46 R-E-S-P-E-C-T: Cultural Sensitivity in the Workplace” - Situational Judgment Questions
1. Sladtka recently joined your company. She is from a country far, far away and has never been in the United States before this move. As you introduce yourself, how would you demonstrate cultural sensitivity to her? a. Tell her about all of the company rules and regulations. b. Ask her if she saw the baseball game last night. c. Talk to her about her country and language. d. Correct her on her inability to speak proper English. e. Ask her why she left her home country in the first place.

47 2. Adam has just been transferred from his company’s main office in Chicago to a smaller office in Nebraska. At the Nebraska office, the employees are very friendly and are close on a more personal level. Adam, coming from a large office is not used to “everyone knowing everyone else.” On this particular day, the Nebraska office is taking some time off of work to celebrate the fact that Merle and his wife Ellen have recently welcomed a baby girl into their family. From 1pm to 3pm, the employees will sing, dance, eat fresh pies and give gifts to Merle and his family. Adam feels very uncomfortable. What should Adam do to demonstrate cultural sensitivity? a. Find a quiet room and keep working. b. Tell everyone that they are wasting work time and he is going to report them to the company headquarters. c. Sit in a corner and laugh at everyone because they are acting ridiculous. d. Join in the fun and congratulate Merle and his family. e. All of the Above, except D.

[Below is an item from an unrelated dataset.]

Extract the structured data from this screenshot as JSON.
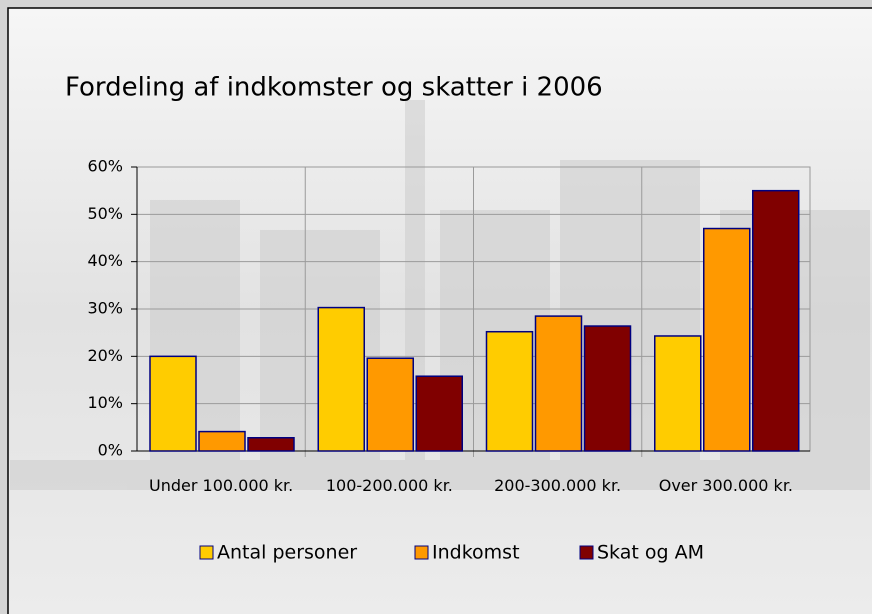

48 3. The boss asks Matt to schedule a training session for the entire office. Everyone will be required to attend. Matt picks a day well in advance and then announces it at the staff meeting. He mentions that all employees are required to attend. Just after the meeting, Michael pulls Matt aside and says that he won’t be able to attend the training because there is Jewish holiday on that day and he will be at religious services. What should Matt say? a. “Thanks for letting me know. I wasn’t aware that this day was a Jewish holiday. I’ll talk with the boss and reschedule the training to a different date.” b. “I’m sorry, but you’ll have to miss the holiday because the training is mandatory.” c. “Thanks for letting me know. I wish there was something I could do, but the training has already been scheduled and announced, so it’s too late to change it.” d. “Hey, I have to miss my son’s tee-ball games for work, that’s just how it goes.” e. Say to the whole team, “Wait everyone, Michael can’t make the training because of a Jewish holiday, so we’ll all have to reschedule. I’ll let you know of the new date.”